Checking by hand for $n=1,2,\dots ,6$, we see that $1$ and $5$ work. For $n\ge 7$, $2n+7$ should be a prime number. Because, otherwise there exists a prime divisor of $2n+7$ which is less than or equal to $n$ since $2n+7$ is odd, but it divides $n!$.

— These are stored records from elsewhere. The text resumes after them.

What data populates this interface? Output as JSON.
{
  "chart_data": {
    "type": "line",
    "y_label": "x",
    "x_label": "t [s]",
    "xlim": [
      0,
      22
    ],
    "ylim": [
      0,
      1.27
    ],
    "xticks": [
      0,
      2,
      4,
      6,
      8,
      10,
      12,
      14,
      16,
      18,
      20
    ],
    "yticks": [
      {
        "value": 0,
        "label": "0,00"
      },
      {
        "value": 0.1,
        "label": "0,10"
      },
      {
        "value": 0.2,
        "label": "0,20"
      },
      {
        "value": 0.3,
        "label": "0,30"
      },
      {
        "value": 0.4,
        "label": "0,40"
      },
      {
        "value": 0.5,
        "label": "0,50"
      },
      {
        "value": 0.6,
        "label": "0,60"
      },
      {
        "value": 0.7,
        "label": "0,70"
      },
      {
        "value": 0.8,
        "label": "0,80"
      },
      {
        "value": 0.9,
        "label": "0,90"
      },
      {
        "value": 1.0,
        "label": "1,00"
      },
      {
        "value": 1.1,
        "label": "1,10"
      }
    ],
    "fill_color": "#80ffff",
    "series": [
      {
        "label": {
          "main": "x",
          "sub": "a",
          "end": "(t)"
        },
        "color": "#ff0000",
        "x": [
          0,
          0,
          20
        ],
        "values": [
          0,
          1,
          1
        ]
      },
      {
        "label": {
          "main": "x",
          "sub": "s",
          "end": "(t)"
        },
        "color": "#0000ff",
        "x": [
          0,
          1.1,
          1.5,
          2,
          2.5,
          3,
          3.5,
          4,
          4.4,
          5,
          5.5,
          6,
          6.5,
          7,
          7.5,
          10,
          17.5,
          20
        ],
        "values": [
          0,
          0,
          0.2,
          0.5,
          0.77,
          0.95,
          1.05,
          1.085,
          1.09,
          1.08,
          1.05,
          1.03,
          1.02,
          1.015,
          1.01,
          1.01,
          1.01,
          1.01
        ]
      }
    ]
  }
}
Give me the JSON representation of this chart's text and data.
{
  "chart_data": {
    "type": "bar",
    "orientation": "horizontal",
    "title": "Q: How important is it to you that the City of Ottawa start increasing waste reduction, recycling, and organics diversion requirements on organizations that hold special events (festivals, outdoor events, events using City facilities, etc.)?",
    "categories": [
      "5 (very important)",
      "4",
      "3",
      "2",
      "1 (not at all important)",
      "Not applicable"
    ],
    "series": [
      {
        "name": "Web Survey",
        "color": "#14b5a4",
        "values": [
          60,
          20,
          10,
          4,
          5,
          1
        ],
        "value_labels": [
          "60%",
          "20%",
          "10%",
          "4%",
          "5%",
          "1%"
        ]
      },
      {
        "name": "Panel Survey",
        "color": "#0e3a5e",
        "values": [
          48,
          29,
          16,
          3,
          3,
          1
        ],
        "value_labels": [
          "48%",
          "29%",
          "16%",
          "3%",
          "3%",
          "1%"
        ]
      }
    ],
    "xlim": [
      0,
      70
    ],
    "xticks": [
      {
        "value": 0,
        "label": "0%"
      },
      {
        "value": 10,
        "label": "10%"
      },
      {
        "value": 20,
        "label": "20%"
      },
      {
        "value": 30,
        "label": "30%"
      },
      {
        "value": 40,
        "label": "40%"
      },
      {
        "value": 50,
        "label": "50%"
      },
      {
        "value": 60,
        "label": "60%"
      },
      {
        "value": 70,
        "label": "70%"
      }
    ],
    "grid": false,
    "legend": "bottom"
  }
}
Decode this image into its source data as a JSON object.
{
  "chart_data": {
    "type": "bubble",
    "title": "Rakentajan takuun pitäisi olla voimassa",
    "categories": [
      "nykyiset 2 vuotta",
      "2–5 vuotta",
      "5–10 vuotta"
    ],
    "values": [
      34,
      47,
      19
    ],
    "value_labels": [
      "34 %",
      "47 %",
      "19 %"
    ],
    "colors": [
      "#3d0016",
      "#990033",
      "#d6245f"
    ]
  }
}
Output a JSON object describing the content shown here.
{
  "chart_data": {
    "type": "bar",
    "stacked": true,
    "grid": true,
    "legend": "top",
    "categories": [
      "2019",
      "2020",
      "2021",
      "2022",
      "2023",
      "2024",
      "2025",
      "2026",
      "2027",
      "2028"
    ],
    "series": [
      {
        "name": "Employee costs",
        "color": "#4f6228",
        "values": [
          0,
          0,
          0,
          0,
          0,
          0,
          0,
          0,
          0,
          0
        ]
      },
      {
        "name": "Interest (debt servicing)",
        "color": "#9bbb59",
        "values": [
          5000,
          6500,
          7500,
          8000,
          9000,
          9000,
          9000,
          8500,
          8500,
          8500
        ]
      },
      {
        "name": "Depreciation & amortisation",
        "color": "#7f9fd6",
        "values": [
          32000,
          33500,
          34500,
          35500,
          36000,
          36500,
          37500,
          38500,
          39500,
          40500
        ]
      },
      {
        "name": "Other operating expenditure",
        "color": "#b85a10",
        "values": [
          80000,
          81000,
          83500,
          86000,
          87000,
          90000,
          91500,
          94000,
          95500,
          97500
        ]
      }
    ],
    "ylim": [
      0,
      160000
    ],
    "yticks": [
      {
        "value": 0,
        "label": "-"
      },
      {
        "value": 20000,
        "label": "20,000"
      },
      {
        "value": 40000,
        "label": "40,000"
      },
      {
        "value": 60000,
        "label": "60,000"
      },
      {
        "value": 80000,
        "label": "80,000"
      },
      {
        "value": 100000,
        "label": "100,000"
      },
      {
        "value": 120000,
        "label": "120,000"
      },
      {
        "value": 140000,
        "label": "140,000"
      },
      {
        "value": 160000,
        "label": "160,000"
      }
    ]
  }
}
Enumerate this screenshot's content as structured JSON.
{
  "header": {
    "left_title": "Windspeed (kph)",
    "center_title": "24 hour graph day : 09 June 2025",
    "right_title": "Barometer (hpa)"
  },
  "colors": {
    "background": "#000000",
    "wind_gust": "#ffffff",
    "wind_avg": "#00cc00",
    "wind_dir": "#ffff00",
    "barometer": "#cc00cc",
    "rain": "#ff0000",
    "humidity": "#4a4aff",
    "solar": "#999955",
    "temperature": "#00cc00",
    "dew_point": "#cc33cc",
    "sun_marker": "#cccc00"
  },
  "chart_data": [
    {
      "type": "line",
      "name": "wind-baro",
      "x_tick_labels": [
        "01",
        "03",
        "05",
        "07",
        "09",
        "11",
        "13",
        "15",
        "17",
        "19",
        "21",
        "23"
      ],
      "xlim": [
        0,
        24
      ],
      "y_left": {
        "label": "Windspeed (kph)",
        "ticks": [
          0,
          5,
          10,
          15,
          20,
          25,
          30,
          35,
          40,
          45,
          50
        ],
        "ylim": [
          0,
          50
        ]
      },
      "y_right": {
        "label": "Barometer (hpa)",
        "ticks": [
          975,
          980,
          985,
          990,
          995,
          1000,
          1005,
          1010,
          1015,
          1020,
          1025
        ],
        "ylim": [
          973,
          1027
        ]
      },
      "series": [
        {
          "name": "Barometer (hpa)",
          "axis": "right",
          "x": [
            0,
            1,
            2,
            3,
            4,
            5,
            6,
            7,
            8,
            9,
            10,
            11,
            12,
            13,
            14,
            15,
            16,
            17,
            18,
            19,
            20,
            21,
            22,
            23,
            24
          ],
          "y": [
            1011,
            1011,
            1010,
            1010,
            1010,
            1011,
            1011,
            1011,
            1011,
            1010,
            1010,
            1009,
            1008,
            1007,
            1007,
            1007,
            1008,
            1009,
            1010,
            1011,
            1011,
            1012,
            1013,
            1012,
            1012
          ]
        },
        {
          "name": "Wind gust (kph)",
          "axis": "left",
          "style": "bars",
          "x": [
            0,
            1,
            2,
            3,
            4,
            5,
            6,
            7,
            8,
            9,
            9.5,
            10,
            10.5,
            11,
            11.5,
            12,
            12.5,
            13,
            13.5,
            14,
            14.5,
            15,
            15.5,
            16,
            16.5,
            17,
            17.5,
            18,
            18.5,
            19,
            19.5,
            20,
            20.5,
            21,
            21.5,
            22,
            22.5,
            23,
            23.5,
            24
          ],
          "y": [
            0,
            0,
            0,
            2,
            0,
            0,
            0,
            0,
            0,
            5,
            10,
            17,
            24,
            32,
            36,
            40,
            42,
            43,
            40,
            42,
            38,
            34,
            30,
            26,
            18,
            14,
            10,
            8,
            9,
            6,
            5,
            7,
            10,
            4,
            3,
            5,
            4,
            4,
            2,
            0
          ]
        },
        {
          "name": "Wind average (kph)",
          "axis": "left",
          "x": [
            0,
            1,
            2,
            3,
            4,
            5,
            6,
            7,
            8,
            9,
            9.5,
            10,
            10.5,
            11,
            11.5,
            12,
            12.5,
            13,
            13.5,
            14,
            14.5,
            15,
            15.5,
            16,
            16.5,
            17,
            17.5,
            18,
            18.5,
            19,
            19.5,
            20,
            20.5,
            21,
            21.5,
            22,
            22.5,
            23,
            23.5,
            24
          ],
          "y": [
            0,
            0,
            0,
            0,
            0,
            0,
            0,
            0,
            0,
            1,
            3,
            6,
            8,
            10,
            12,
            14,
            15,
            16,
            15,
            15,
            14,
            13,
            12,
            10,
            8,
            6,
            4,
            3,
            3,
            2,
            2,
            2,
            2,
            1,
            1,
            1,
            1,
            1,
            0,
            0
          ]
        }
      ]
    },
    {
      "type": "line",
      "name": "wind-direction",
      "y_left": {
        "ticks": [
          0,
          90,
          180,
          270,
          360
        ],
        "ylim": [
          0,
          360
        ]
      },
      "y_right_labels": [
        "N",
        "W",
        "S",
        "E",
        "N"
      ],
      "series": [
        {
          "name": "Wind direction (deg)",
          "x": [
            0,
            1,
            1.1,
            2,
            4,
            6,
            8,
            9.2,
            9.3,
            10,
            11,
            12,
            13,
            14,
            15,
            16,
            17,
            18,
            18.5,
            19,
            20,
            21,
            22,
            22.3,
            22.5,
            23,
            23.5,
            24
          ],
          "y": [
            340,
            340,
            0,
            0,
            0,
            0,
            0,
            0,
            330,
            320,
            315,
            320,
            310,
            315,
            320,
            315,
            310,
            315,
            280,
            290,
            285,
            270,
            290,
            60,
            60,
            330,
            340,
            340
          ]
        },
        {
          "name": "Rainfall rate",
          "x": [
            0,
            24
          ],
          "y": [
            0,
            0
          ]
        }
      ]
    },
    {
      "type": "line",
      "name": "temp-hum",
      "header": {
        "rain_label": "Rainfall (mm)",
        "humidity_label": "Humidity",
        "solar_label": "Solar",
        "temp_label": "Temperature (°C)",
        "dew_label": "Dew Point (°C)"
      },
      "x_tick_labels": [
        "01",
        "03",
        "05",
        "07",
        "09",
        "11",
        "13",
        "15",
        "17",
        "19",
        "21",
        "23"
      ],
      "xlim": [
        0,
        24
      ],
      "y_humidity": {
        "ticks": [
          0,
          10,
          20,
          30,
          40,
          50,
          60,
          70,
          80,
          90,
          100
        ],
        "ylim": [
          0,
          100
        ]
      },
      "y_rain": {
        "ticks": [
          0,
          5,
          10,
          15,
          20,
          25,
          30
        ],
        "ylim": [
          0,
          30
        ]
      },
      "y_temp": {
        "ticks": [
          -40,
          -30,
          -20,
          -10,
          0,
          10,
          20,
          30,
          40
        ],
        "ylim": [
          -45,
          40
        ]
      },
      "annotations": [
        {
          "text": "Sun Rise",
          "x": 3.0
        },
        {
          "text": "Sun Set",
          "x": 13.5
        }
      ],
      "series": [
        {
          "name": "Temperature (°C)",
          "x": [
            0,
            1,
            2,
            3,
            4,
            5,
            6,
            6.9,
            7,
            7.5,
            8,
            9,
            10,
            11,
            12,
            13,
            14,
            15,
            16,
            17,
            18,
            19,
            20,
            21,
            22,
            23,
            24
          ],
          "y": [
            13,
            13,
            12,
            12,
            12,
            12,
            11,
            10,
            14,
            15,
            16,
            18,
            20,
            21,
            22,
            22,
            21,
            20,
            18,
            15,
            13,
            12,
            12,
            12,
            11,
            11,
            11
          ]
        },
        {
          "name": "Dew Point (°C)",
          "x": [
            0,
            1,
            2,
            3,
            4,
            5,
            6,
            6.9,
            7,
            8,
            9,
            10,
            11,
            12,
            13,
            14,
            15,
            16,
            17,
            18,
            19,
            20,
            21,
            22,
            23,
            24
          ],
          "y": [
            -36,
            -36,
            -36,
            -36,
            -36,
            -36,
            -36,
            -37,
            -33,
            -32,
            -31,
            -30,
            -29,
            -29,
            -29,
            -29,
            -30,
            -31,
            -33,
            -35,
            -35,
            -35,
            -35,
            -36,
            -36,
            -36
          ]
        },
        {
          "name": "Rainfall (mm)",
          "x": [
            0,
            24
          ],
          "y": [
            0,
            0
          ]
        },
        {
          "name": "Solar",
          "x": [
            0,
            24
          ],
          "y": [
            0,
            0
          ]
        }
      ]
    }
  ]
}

Now let $2n+7=p\ge 21$ where $p$ is a prime number. Then the condition is equivalent to $\left(\frac{p-7}{2}\right)!\equiv 1(\mathrm{mod}p)$. Wilson's theorem gives that $(p-1)!\equiv -1(\mathrm{mod}p)$. On the other hand $$(p-1)!\equiv (-1{)}^{\frac{p-7}{2}}\cdot \left(\frac{p-7}{2}\right){!}^2\cdot \frac{p-5}{2}\cdot \frac{p-3}{2}\cdot \frac{p-1}{2}\cdot \frac{p+1}{2}\cdot \frac{p+3}{2}\cdot \frac{p+5}{2}\equiv (-1{)}^{\frac{p-1}{2}}\frac{225}{64}(\mathrm{mod}p)$$ $$\text{Thus we obtain }225\equiv (-1{)}^{\frac{p+1}{2}}64(\mathrm{mod}p).$$ If $p\equiv 1(\mathrm{mod}4)$, then $p\mid 225+64=17^2$ but $p\ge 21$, no solution exists. If $p\equiv 3(\mathrm{mod}4)$, then $p\mid 225-64=7\cdot 23$. As $p\ge 21$ we have $p=23$, that is $n=8$ and it satisfies the condition.